Muitos apontam, no entanto, que ainda há muitas incertezas sobre como a delta poderá impactar a economia nos próximos meses. E isso contribui para o ambiente de menor confiança entre empresários e investidores .
Na terça-feira (17) Jay Powell, o presidente do Federal Reserve, o Banco Central do EUA, afirmou que ainda é cedo demais para dizer quanto a economia do país irá sentir o avanço da nova variante. “Ainda não está claro se a tensão da [variante] delta terá efeitos importantes sobre a economia; teremos que ficar atentos a isso”, disse.
Apesar das incertezas sobre como a delta irá impactar a economia global, a ciência vem conseguindo descobrir novos fatos sobre aquela que é tida como a mais preocupante das variantes do coronavírus.
Estudos mostram que o infectado com a delta produz até mil vezes mais vírus no organismo na comparação com outras cepas . Com uma maior carga viral no corpo, o doente tem muito mais chances de transmitir a doença.
Dados do governo britânico também mostraram que a delta é de 40% a 60% mais contagiosa do que a variante alfa, originada no Reino Unido. Um estudo de julho feito por pesquisadores ligados à OMS e ao Imperial College, de Londres, mostrou que a delta é 97% mais transmissível do que o coronavírus original, identificado na China.
Um dos principais fatores de preocupação em torno da delta é que ela tem um escape maior às vacinas.

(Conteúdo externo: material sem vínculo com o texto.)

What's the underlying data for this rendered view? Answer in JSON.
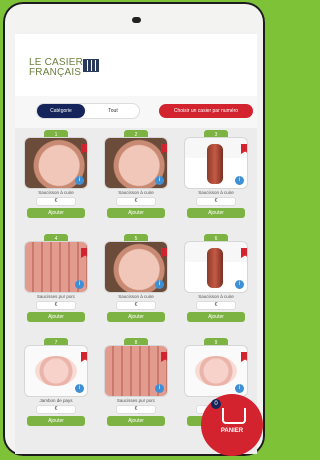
{
  "logo": {
    "line1": "LE CASIER",
    "line2": "FRANÇAIS"
  },
  "filters": {
    "active": "Catégorie",
    "inactive": "Tout",
    "choose": "Choisir un casier par numéro"
  },
  "products": [
    {
      "num": "1",
      "name": "Saucisson à cuire",
      "price": "€",
      "cta": "Ajouter",
      "img": "ham",
      "flag": true
    },
    {
      "num": "2",
      "name": "Saucisson à cuire",
      "price": "€",
      "cta": "Ajouter",
      "img": "ham",
      "flag": true
    },
    {
      "num": "3",
      "name": "Saucisson à cuire",
      "price": "€",
      "cta": "Ajouter",
      "img": "shank",
      "flag": true
    },
    {
      "num": "4",
      "name": "Saucisses pur porc",
      "price": "€",
      "cta": "Ajouter",
      "img": "sausages",
      "flag": true
    },
    {
      "num": "5",
      "name": "Saucisson à cuire",
      "price": "€",
      "cta": "Ajouter",
      "img": "ham",
      "flag": true
    },
    {
      "num": "6",
      "name": "Saucisson à cuire",
      "price": "€",
      "cta": "Ajouter",
      "img": "shank",
      "flag": true
    },
    {
      "num": "7",
      "name": "Jambon de pays",
      "price": "€",
      "cta": "Ajouter",
      "img": "slices",
      "flag": true
    },
    {
      "num": "8",
      "name": "Saucisses pur porc",
      "price": "€",
      "cta": "Ajouter",
      "img": "sausages",
      "flag": true
    },
    {
      "num": "9",
      "name": "",
      "price": "€",
      "cta": "Ajouter",
      "img": "slices",
      "flag": true
    }
  ],
  "cart": {
    "count": "0",
    "label": "PANIER"
  }
}
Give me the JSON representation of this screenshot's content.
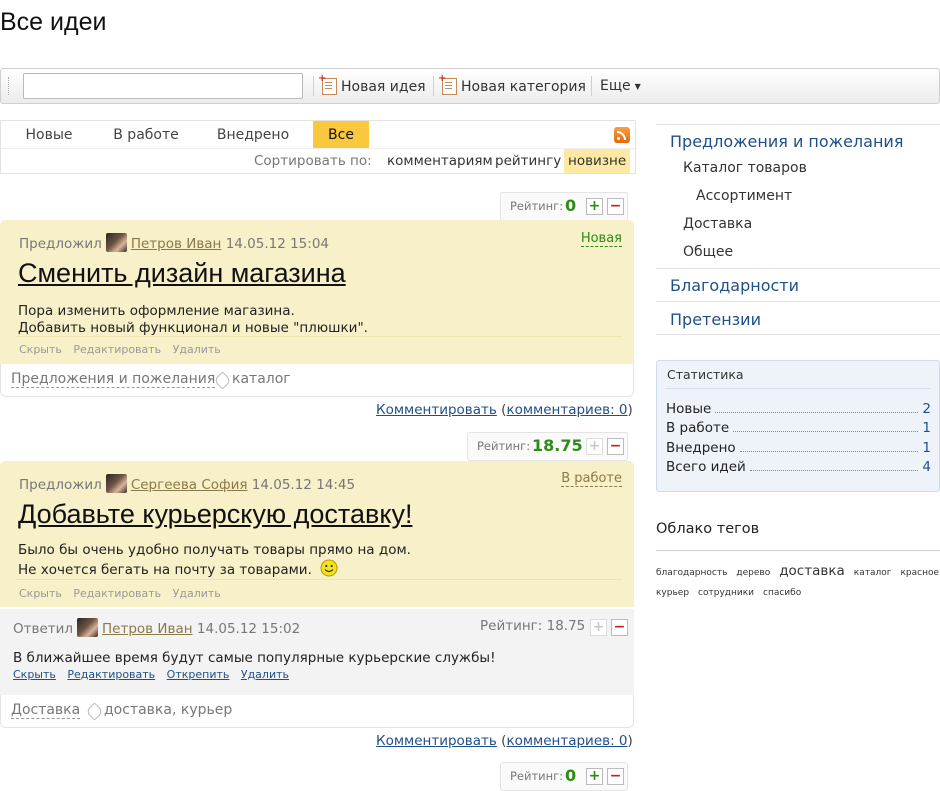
{
  "page_title": "Все идеи",
  "toolbar": {
    "search_value": "",
    "new_idea": "Новая идея",
    "new_category": "Новая категория",
    "more": "Еще"
  },
  "tabs": [
    "Новые",
    "В работе",
    "Внедрено",
    "Все"
  ],
  "active_tab": "Все",
  "sort": {
    "label": "Сортировать по:",
    "options": [
      "комментариям",
      "рейтингу",
      "новизне"
    ],
    "active": "новизне"
  },
  "ideas": [
    {
      "rating_label": "Рейтинг:",
      "rating": "0",
      "author_prefix": "Предложил",
      "author": "Петров Иван",
      "date": "14.05.12 15:04",
      "status": "Новая",
      "title": "Сменить дизайн магазина",
      "body": [
        "Пора изменить оформление магазина.",
        "Добавить новый функционал и новые \"плюшки\"."
      ],
      "actions": [
        "Скрыть",
        "Редактировать",
        "Удалить"
      ],
      "category": "Предложения и пожелания",
      "tags": "каталог",
      "comment_link": "Комментировать",
      "comments_count": "комментариев: 0"
    },
    {
      "rating_label": "Рейтинг:",
      "rating": "18.75",
      "author_prefix": "Предложил",
      "author": "Сергеева София",
      "date": "14.05.12 14:45",
      "status": "В работе",
      "title": "Добавьте курьерскую доставку!",
      "body": [
        "Было бы очень удобно получать товары прямо на дом.",
        "Не хочется бегать на почту за товарами."
      ],
      "actions": [
        "Скрыть",
        "Редактировать",
        "Удалить"
      ],
      "answer": {
        "prefix": "Ответил",
        "author": "Петров Иван",
        "date": "14.05.12 15:02",
        "rating_text": "Рейтинг: 18.75",
        "text": "В ближайшее время будут самые популярные курьерские службы!",
        "actions": [
          "Скрыть",
          "Редактировать",
          "Открепить",
          "Удалить"
        ]
      },
      "category": "Доставка",
      "tags": "доставка, курьер",
      "comment_link": "Комментировать",
      "comments_count": "комментариев: 0"
    }
  ],
  "third_rating": {
    "label": "Рейтинг:",
    "value": "0"
  },
  "sidebar": {
    "categories": [
      {
        "label": "Предложения и пожелания",
        "children": [
          {
            "label": "Каталог товаров",
            "children": [
              {
                "label": "Ассортимент"
              }
            ]
          },
          {
            "label": "Доставка"
          },
          {
            "label": "Общее"
          }
        ]
      },
      {
        "label": "Благодарности"
      },
      {
        "label": "Претензии"
      }
    ],
    "stats": {
      "title": "Статистика",
      "rows": [
        {
          "label": "Новые",
          "value": "2"
        },
        {
          "label": "В работе",
          "value": "1"
        },
        {
          "label": "Внедрено",
          "value": "1"
        },
        {
          "label": "Всего идей",
          "value": "4"
        }
      ]
    },
    "tag_cloud": {
      "title": "Облако тегов",
      "tags": [
        "благодарность",
        "дерево",
        "доставка",
        "каталог",
        "красное",
        "курьер",
        "сотрудники",
        "спасибо"
      ]
    }
  },
  "colors": {
    "idea_bg": "#f7f0c8",
    "active_tab": "#f9c83d",
    "link": "#1f4f8a",
    "rating_green": "#2e8b15"
  }
}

Estudos têm indicado que a taxa de eficácia dos imunizantes da Pfizer e da AstraZeneca após a aplicação da segunda dose é menor numa pessoa infectada com a variante delta. Um outro trabalho do CDC dos Estados Unidos mostrou que a efetividade das vacinas da Moderna e da Pfizer entre moradores de asilos no país caiu de 75%, antes do aparecimento da delta, para 53% depois de seu surgimento.
Há também estudo preliminar (ainda sem revisão de pares) publicado na revista The Lancet sobre a eficácia da CoronaVac contra a variante delta. Os números indicam que a proteção é de 69,5% e 77,7% contra casos graves causados pela variante.